Приступив к созданию новой редакции романа, Федор Михайлович не имел даже приблизительного плана своего будущего произведения. У него была лишь идея, определяющая замысел, и «много зачатий художественных мыслей», пользуясь его собственным выражением из письма А. Н. Майкову от 31 декабря 1867 (12 января 1868) года. Писатель признается своему близкому другу, что всегда боялся «сделать роман» из своей давней и любимой идеи, так как не чувствовал себя готовым к тому: «Только отчаянное положение мое принудило меня взять эту невыношенную мысль. Рискнул, как на рулетке: “Может быть, под пером разовьется!”» Мечтая создать «полный» образ «вполне прекрасного человека», Достоевский с волнением писал, что целое у него выходит в виде «героя», образ которого он «обязан поставить». «Разовьется ли он под пером?» – повторял он с тревогой (28>2, 241).

В разделах академического комментария, посвященных анализу основных этапов творческой истории произведения, И. А. Битюгова показала, как во время работы над неосуществленной редакцией «Идиота» у Достоевского сложились некоторые идеи, сюжетные мотивы и ситуации, которые он, переосмыслив, перенес в новый роман. Тогда же наметились отдельные черты образов главных героев и возникли «силуэты» нескольких второстепенных действующих лиц (9; 337–385). Однако содержание дошедшей до нас части черновых материалов ко второй редакции не оставляет сомнения в том, что образы романа, как и его фабула, до самого конца развивались, в большой степени, «под пером». Естественно поэтому, что, опубликовав первую часть, Достоевский с особенным вниманием перечитывал написанное, анализировал его, вживаясь в собственные образы и определяя направление дальнейшего их развития. Этот анализ вскоре помог автору найти «синтез» «Идиота» и тем самым разрешить мучившую его проблему: как сделать своего героя привлекательным для читателя?

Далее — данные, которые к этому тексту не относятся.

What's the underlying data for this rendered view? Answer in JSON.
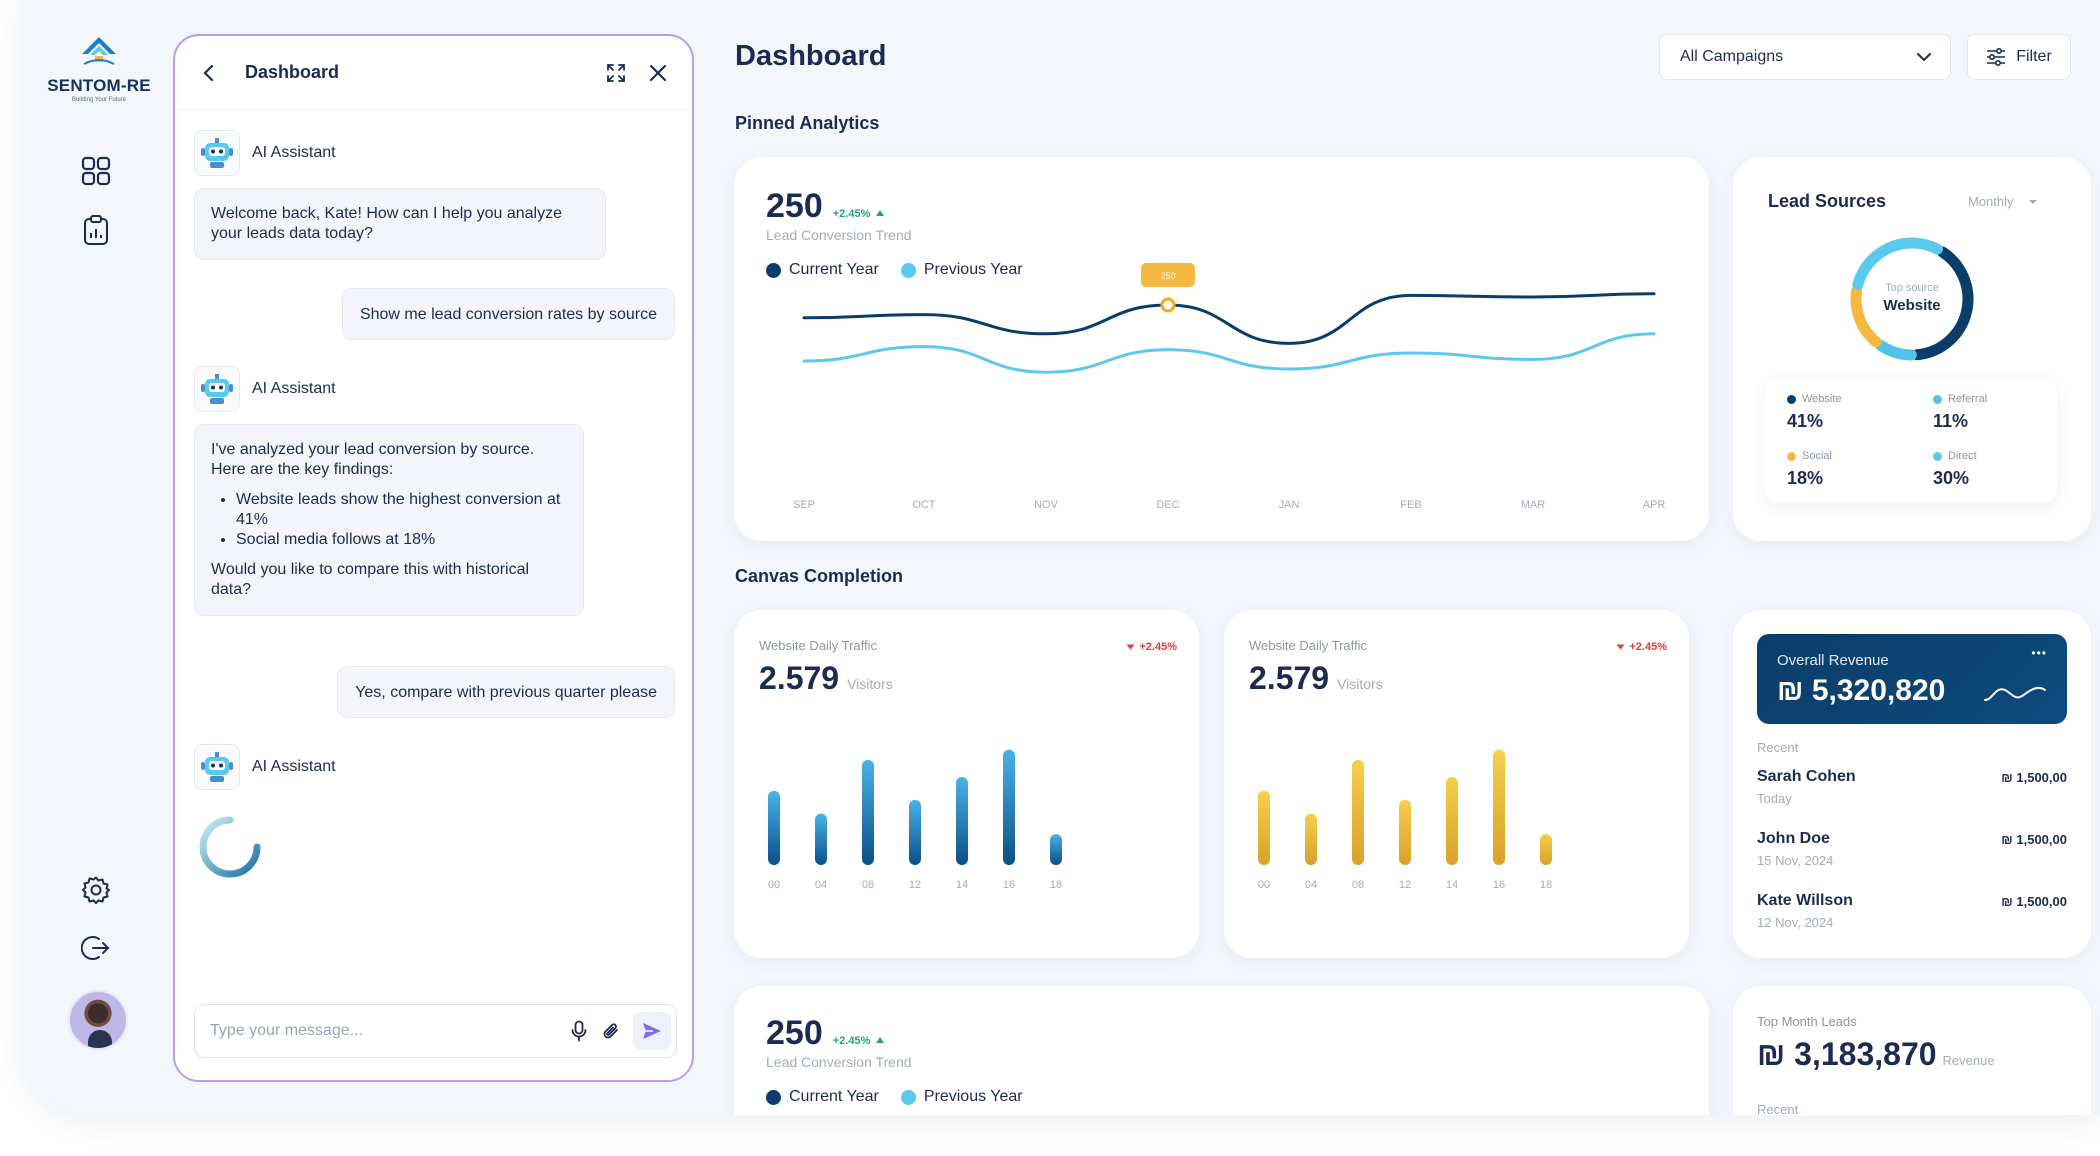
{
  "brand": {
    "name": "SENTOM-RE",
    "tagline": "Building Your Future"
  },
  "chat": {
    "title": "Dashboard",
    "assistant_name": "AI Assistant",
    "messages": {
      "ai1": "Welcome back, Kate! How can I help you analyze your leads data today?",
      "user1": "Show me lead conversion rates by source",
      "ai2_intro": "I've analyzed your lead conversion by source. Here are the key findings:",
      "ai2_bullet1": "Website leads show the highest conversion at 41%",
      "ai2_bullet2": "Social media follows at 18%",
      "ai2_outro": "Would you like to compare this with historical data?",
      "user2": "Yes, compare with previous quarter please"
    },
    "input_placeholder": "Type your message..."
  },
  "header": {
    "title": "Dashboard",
    "campaign_select": "All Campaigns",
    "filter_label": "Filter"
  },
  "sections": {
    "pinned": "Pinned Analytics",
    "canvas": "Canvas Completion"
  },
  "trend": {
    "value": "250",
    "change": "+2.45%",
    "label": "Lead Conversion Trend",
    "legend_current": "Current Year",
    "legend_previous": "Previous Year",
    "tooltip": "250"
  },
  "lead_sources": {
    "title": "Lead Sources",
    "period": "Monthly",
    "center_caption": "Top source",
    "center_value": "Website",
    "items": [
      {
        "name": "Website",
        "value": "41%",
        "color": "#0b3d6a"
      },
      {
        "name": "Referral",
        "value": "11%",
        "color": "#4fc3e8"
      },
      {
        "name": "Social",
        "value": "18%",
        "color": "#f5b942"
      },
      {
        "name": "Direct",
        "value": "30%",
        "color": "#5bc8ee"
      }
    ]
  },
  "traffic1": {
    "title": "Website Daily Traffic",
    "value": "2.579",
    "unit": "Visitors",
    "change": "+2.45%"
  },
  "traffic2": {
    "title": "Website Daily Traffic",
    "value": "2.579",
    "unit": "Visitors",
    "change": "+2.45%"
  },
  "revenue": {
    "title": "Overall Revenue",
    "value": "₪ 5,320,820",
    "more": "•••",
    "recent_label": "Recent",
    "recent": [
      {
        "name": "Sarah Cohen",
        "date": "Today",
        "amount": "₪ 1,500,00"
      },
      {
        "name": "John Doe",
        "date": "15 Nov, 2024",
        "amount": "₪ 1,500,00"
      },
      {
        "name": "Kate Willson",
        "date": "12 Nov, 2024",
        "amount": "₪ 1,500,00"
      }
    ]
  },
  "trend2": {
    "value": "250",
    "change": "+2.45%",
    "label": "Lead Conversion Trend",
    "legend_current": "Current Year",
    "legend_previous": "Previous Year"
  },
  "top_month": {
    "title": "Top Month Leads",
    "value": "₪ 3,183,870",
    "unit": "Revenue",
    "recent_label": "Recent"
  },
  "chart_data": [
    {
      "type": "line",
      "title": "Lead Conversion Trend",
      "categories": [
        "SEP",
        "OCT",
        "NOV",
        "DEC",
        "JAN",
        "FEB",
        "MAR",
        "APR"
      ],
      "series": [
        {
          "name": "Current Year",
          "color": "#0b3d6a",
          "values": [
            62,
            64,
            52,
            70,
            46,
            76,
            75,
            77
          ]
        },
        {
          "name": "Previous Year",
          "color": "#5bc8ee",
          "values": [
            35,
            44,
            28,
            42,
            30,
            40,
            36,
            52
          ]
        }
      ],
      "highlight": {
        "category": "DEC",
        "label": "250"
      },
      "ylim": [
        0,
        100
      ]
    },
    {
      "type": "pie",
      "title": "Lead Sources",
      "categories": [
        "Website",
        "Referral",
        "Social",
        "Direct"
      ],
      "values": [
        41,
        11,
        18,
        30
      ],
      "colors": [
        "#0b3d6a",
        "#4fc3e8",
        "#f5b942",
        "#5bc8ee"
      ]
    },
    {
      "type": "bar",
      "title": "Website Daily Traffic",
      "categories": [
        "00",
        "04",
        "08",
        "12",
        "14",
        "16",
        "18"
      ],
      "values": [
        65,
        45,
        92,
        57,
        77,
        101,
        27
      ],
      "ylim": [
        0,
        105
      ],
      "colors": [
        "#0a4f88",
        "#4ab3e8"
      ]
    },
    {
      "type": "bar",
      "title": "Website Daily Traffic",
      "categories": [
        "00",
        "04",
        "08",
        "12",
        "14",
        "16",
        "18"
      ],
      "values": [
        65,
        45,
        92,
        57,
        77,
        101,
        27
      ],
      "ylim": [
        0,
        105
      ],
      "colors": [
        "#d9a12a",
        "#f5d04a"
      ]
    }
  ]
}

Остановившись на мысли о введении в действие детей, Достоевский в начале марта отметил в рабочей тетради, что у князя «заведения и школы», и в «Петербурге у него вроде клуба». 10 марта появляется запись, согласно которой Мышкин и теперь, как прежде в Швейцарии, «в детях находит людей и свою компанию». Размышляя о путях реализации этой идеи, Достоевский думал в пятой или шестой части романа, который мыслился им тогда в восьми частях, представить князя «царем» детского клуба (9; 216, 218, 220). С этого времени и почти до самого завершения работы писатель будет возвращаться к мысли о том, что глубокое общение с детьми – единственный исход и утешение князя: «Когда, в конце 4-й части, Н<астасья> Ф<илипповна> опять оставляет его и бежит с Рогожиным из-под венца, Князь совершенно уже обращается к клубу» (запись от 21 марта; 9, 240). И гораздо позднее, в октябре-ноябре 1868 года, планируя заключительные главы «Идиота», автор отмечает вновь: «NB3. Необходима сцена после бегства Н<астасьи> Ф<илипповны> из-под венца. Сцена с детьми. Где он им всё объясняет как большим». Остановившись на этой мысли, Достоевский 7 ноября коротко записывает в последний раз: «После венца – дети» (9; 284, 285). Эти заметки, носящие довольно общий характер, перекликаются с более ранней записью от конца марта, также продолжающей развитие мотивов новеллы о Мари: «Князь не вступает в прения с большими, а впоследствии так даже избегает больших, но с детьми полная откровенность и искренность – целая новая жизнь» (9, 240).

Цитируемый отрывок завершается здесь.